And help me understand why you're posting here instead of talking to a lawyer.


----------



## Yeswecan (Jul 25, 2014)

ScubaSkyDiver said:


> She keeps telling me she isn't doing anything wrong and it's no big deal and I am overwhelming her with all of my expectations. I just want her to do what she says no matter what it is. I feel that when I give her my word or agree to do something I need to do it, and if I don't agree at some point we should discuss it and not just stop doing what I agreed to do or not do. She will just later on decide the agreement no longer applies then change or not do what we agreed to and I have to confront her. It's starting to make me feel like I am crazy. She says I am a control freak with all of these expectations. I just want her to do what she says....


Being open with all accounts, social media and honest is not a control freak. It is quite normal in a lot of relationships. 

She will not do what she says because it is interrupting her, what appears, to be connection with OM.


----------



## Yeswecan (Jul 25, 2014)

ScubaSkyDiver said:


> As far as expectations goes. This is what I have. She told me that she didn't want me using terms of endearment when talking to others on FB or text (suger, lover, sexy, gorgeous) stuff like that and that she would not either. I don't do that. She does. She told me what she didn't want me to meet up with female friends for lunch of other things because that was not right. I don't, she did. These were girls that were good family friends that I have known for years. She asked me to stop talking to a close female friend because she thought the girl was attracted to me. I assured her that was not the case and she had nothing to worry about, but was was all upset so I ended the friendship. (see what I said above about her ex). In addition to that she lies to be about many things. She was slurring her speech the other day on the phone and I could tell she had been drinking (this is another issue). I asked her if she was and she became very upset with me saying who am I accusing her of things. Then when I came home I discovered she had in fact been drinking and the rest of the bottle we had started the night before was done. I mean this list really goes on and on. Does this mean she just doesn't value me or does the need help? I love her and if she needs help I want to get it for her not leave her but it's driving me nuts. I worry all the time about where she is and show she is with.

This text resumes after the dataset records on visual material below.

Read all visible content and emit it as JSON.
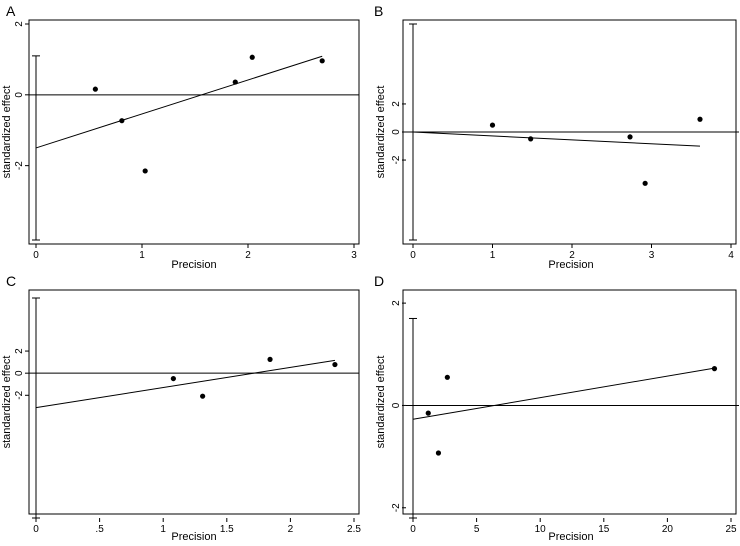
{
  "chart_data": [
    {
      "panel": "A",
      "type": "scatter",
      "xlabel": "Precision",
      "ylabel": "standardized effect",
      "xlim": [
        0,
        3
      ],
      "ylim": [
        -4.1,
        2
      ],
      "xticks": [
        0,
        1,
        2,
        3
      ],
      "xtick_labels": [
        "0",
        "1",
        "2",
        "3"
      ],
      "yticks": [
        -2,
        0,
        2
      ],
      "ytick_labels": [
        "-2",
        "0",
        "2"
      ],
      "points": [
        {
          "x": 0.56,
          "y": 0.16
        },
        {
          "x": 0.81,
          "y": -0.73
        },
        {
          "x": 1.03,
          "y": -2.15
        },
        {
          "x": 1.88,
          "y": 0.36
        },
        {
          "x": 2.04,
          "y": 1.06
        },
        {
          "x": 2.7,
          "y": 0.96
        }
      ],
      "regression_line": {
        "x": [
          0,
          2.7
        ],
        "y": [
          -1.5,
          1.09
        ]
      },
      "reference_line_y": 0,
      "interval_bar": {
        "low": -4.1,
        "high": 1.1
      }
    },
    {
      "panel": "B",
      "type": "scatter",
      "xlabel": "Precision",
      "ylabel": "standardized effect",
      "xlim": [
        0,
        4
      ],
      "ylim": [
        -7.7,
        7.7
      ],
      "xticks": [
        0,
        1,
        2,
        3,
        4
      ],
      "xtick_labels": [
        "0",
        "1",
        "2",
        "3",
        "4"
      ],
      "yticks": [
        -2,
        0,
        2
      ],
      "ytick_labels": [
        "-2",
        "0",
        "2"
      ],
      "points": [
        {
          "x": 1.0,
          "y": 0.49
        },
        {
          "x": 1.48,
          "y": -0.49
        },
        {
          "x": 2.73,
          "y": -0.35
        },
        {
          "x": 2.92,
          "y": -3.66
        },
        {
          "x": 3.61,
          "y": 0.91
        }
      ],
      "regression_line": {
        "x": [
          0,
          3.61
        ],
        "y": [
          0,
          -1.01
        ]
      },
      "reference_line_y": 0,
      "interval_bar": {
        "low": -7.7,
        "high": 7.7
      }
    },
    {
      "panel": "C",
      "type": "scatter",
      "xlabel": "Precision",
      "ylabel": "standardized effect",
      "xlim": [
        0,
        2.5
      ],
      "ylim": [
        -13.1,
        6.8
      ],
      "xticks": [
        0,
        0.5,
        1,
        1.5,
        2,
        2.5
      ],
      "xtick_labels": [
        "0",
        ".5",
        "1",
        "1.5",
        "2",
        "2.5"
      ],
      "yticks": [
        -2,
        0,
        2
      ],
      "ytick_labels": [
        "-2",
        "0",
        "2"
      ],
      "points": [
        {
          "x": 1.08,
          "y": -0.49
        },
        {
          "x": 1.31,
          "y": -2.08
        },
        {
          "x": 1.84,
          "y": 1.25
        },
        {
          "x": 2.35,
          "y": 0.78
        }
      ],
      "regression_line": {
        "x": [
          0,
          2.35
        ],
        "y": [
          -3.12,
          1.16
        ]
      },
      "reference_line_y": 0,
      "interval_bar": {
        "low": -13.1,
        "high": 6.8
      }
    },
    {
      "panel": "D",
      "type": "scatter",
      "xlabel": "Precision",
      "ylabel": "standardized effect",
      "xlim": [
        0,
        25
      ],
      "ylim": [
        -2.2,
        2.1
      ],
      "xticks": [
        0,
        5,
        10,
        15,
        20,
        25
      ],
      "xtick_labels": [
        "0",
        "5",
        "10",
        "15",
        "20",
        "25"
      ],
      "yticks": [
        -2,
        0,
        2
      ],
      "ytick_labels": [
        "-2",
        "0",
        "2"
      ],
      "points": [
        {
          "x": 1.2,
          "y": -0.15
        },
        {
          "x": 2.0,
          "y": -0.93
        },
        {
          "x": 2.7,
          "y": 0.55
        },
        {
          "x": 23.7,
          "y": 0.72
        }
      ],
      "regression_line": {
        "x": [
          0,
          23.7
        ],
        "y": [
          -0.27,
          0.73
        ]
      },
      "reference_line_y": 0,
      "interval_bar": {
        "low": -2.2,
        "high": 1.7
      }
    }
  ]
}
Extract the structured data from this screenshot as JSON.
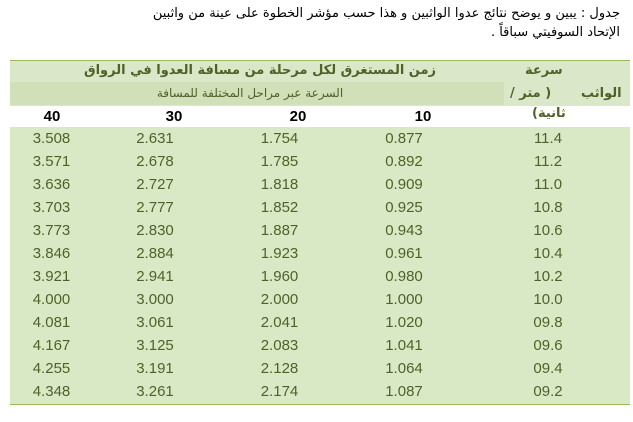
{
  "caption": {
    "line1": "جدول : يبين و يوضح نتائج عدوا الواثبين و هذا حسب مؤشر الخطوة على عينة من واثبين",
    "line2": "الإتحاد السوفيتي سباقاً ."
  },
  "header": {
    "time_title": "زمن المستغرق لكل مرحلة من مسافة العدوا في الرواق",
    "speed_subtitle": "السرعة عبر مراحل المختلفة للمسافة",
    "speed_col_line1": "سرعة",
    "speed_col_label": "الواثب",
    "speed_col_unit": "( متر /",
    "speed_col_unit2": "ثانية)",
    "distances": [
      "40",
      "30",
      "20",
      "10"
    ]
  },
  "rows": [
    {
      "d40": "3.508",
      "d30": "2.631",
      "d20": "1.754",
      "d10": "0.877",
      "speed": "11.4"
    },
    {
      "d40": "3.571",
      "d30": "2.678",
      "d20": "1.785",
      "d10": "0.892",
      "speed": "11.2"
    },
    {
      "d40": "3.636",
      "d30": "2.727",
      "d20": "1.818",
      "d10": "0.909",
      "speed": "11.0"
    },
    {
      "d40": "3.703",
      "d30": "2.777",
      "d20": "1.852",
      "d10": "0.925",
      "speed": "10.8"
    },
    {
      "d40": "3.773",
      "d30": "2.830",
      "d20": "1.887",
      "d10": "0.943",
      "speed": "10.6"
    },
    {
      "d40": "3.846",
      "d30": "2.884",
      "d20": "1.923",
      "d10": "0.961",
      "speed": "10.4"
    },
    {
      "d40": "3.921",
      "d30": "2.941",
      "d20": "1.960",
      "d10": "0.980",
      "speed": "10.2"
    },
    {
      "d40": "4.000",
      "d30": "3.000",
      "d20": "2.000",
      "d10": "1.000",
      "speed": "10.0"
    },
    {
      "d40": "4.081",
      "d30": "3.061",
      "d20": "2.041",
      "d10": "1.020",
      "speed": "09.8"
    },
    {
      "d40": "4.167",
      "d30": "3.125",
      "d20": "2.083",
      "d10": "1.041",
      "speed": "09.6"
    },
    {
      "d40": "4.255",
      "d30": "3.191",
      "d20": "2.128",
      "d10": "1.064",
      "speed": "09.4"
    },
    {
      "d40": "4.348",
      "d30": "3.261",
      "d20": "2.174",
      "d10": "1.087",
      "speed": "09.2"
    }
  ]
}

She has lied to me about those things too.


And your W calls you a control freak? :|

Sir, you're W is up to something. It does not appear good. It would be a good time to check up on her activities.


----------



## zillard (Nov 13, 2012)

Yeswecan said:


> And your W calls you a control freak? :|
> 
> Sir, you're W is up to something. It does not appear good. It would be a good time to check up on her activities.


Sounds like her "rules" and accusations are projections.
_Posted via Mobile Device_


----------



## MarriedDude (Jun 21, 2014)

She is behaving exactly as you have taught her. She makes an agreement with you, breaks it, lies to you, gets caught....then you do nothing.

If you don't mean what you say and follow through, neither will she. 

Have you even told her the consequence for lying and remaining in contact with her affair partner? If you did....did you follow through?

You only put up with what you want to out up with. When you are ready for it to stop, you'll stop it.
_Posted via Mobile Device_


----------



## ScubaSkyDiver (Jun 8, 2015)

I guess I was hoping she would stop her ways. She has promised me so many times to be honest and keep her word but this seems to be a never ending battle. I keeping hoping she will snap out of it, but apparently that isn't ever going to happen. 




zillard said:


> Why should she stop eating cake? It's yummy.
> 
> You tell her not to but keep handing her a fork.


----------



## Yeswecan (Jul 25, 2014)

ScubaSkyDiver said:


> I guess I was hoping she would stop her ways. She has promised me so many times to be honest and keep her word but this seems to be a never ending battle. I keeping hoping she will snap out of it, but apparently that isn't ever going to happen.


The capt of the Titanic was hoping to make the Atlantic crossing in under a week.

Consequence sir. Pack her bags, expose the affairs if you have not already and start the D process. Consequences.


----------



## 3Xnocharm (Jun 22, 2012)

I went through this with an ex boyfriend, and it IS crazy-making. Her actions are proving WHO is more important to her.


----------



## zillard (Nov 13, 2012)

ScubaSkyDiver said:


> I guess I was hoping she would stop her ways. She has promised me so many times to be honest and keep her word but this seems to be a never ending battle. I keeping hoping she will snap out of it, but apparently that isn't ever going to happen.


Try to think of cheating as an addiction (addiction to the validation, attention, etc). Some addicts do snap out of it, but it rarely happens before they hit rock bottom. 

If they have enablers in their lives who will put up with it, they never reach that bottom and don't wake up, as they have no huge ugly reason to.

They'll lie, cheat, steal - whatever is necessary to get the fix.


----------



## Lostinthought61 (Nov 5, 2013)

Your only crazy in that your willing to put up with her shenanigans, her deceit, her betrayals, and lies....she is rug sweeping everything and taking no ownership and some how the only thing that seem to bother you the most is that she is not living up to her promises...you have bigger problems then her living up to the no masturbating rule.


----------



## Marduk (Jul 16, 2010)

Here's what you do.

You pick up the phone, and make an appointment with your lawyer. You do what he tells you what to do.

Here's how to decide this is what to do:

You realize that you've agreed not to touch yourself or put your eyeballs wherever you want, while she gets to have sex with other guys.

Which is a pretty ****ty place to put yourself.

Because that's where you're at.

Phone. 

Lawyer. 

Today.


----------



## zillard (Nov 13, 2012)

Give her a reason to take you seriously. 

*obviously without violence or verbal abuse - cool, firm, dispassionate


----------



## Kitt (Jun 3, 2015)

zillard said:


> Why should she stop eating cake? It's yummy.
> 
> You tell her not to but keep handing her a fork.


Zillard, this is exactly what I was going to write....great minds and all that'!:grin2:


----------



## turnera (Jan 22, 2010)

ScubaSkyDiver said:


> I guess I was hoping she would stop her ways.


Why should she? You make it so easy for her to continue.


----------



## MaryJane90 (May 24, 2015)

Listen, you are a victim here and it seems as though you want to be. You're married to a liar and a cheater. You know these things. She clearly has no intentions of changing or respecting you whatsoever. You can choose to continue living like that or get out and enjoy the life you have left with people who love and respect you.


----------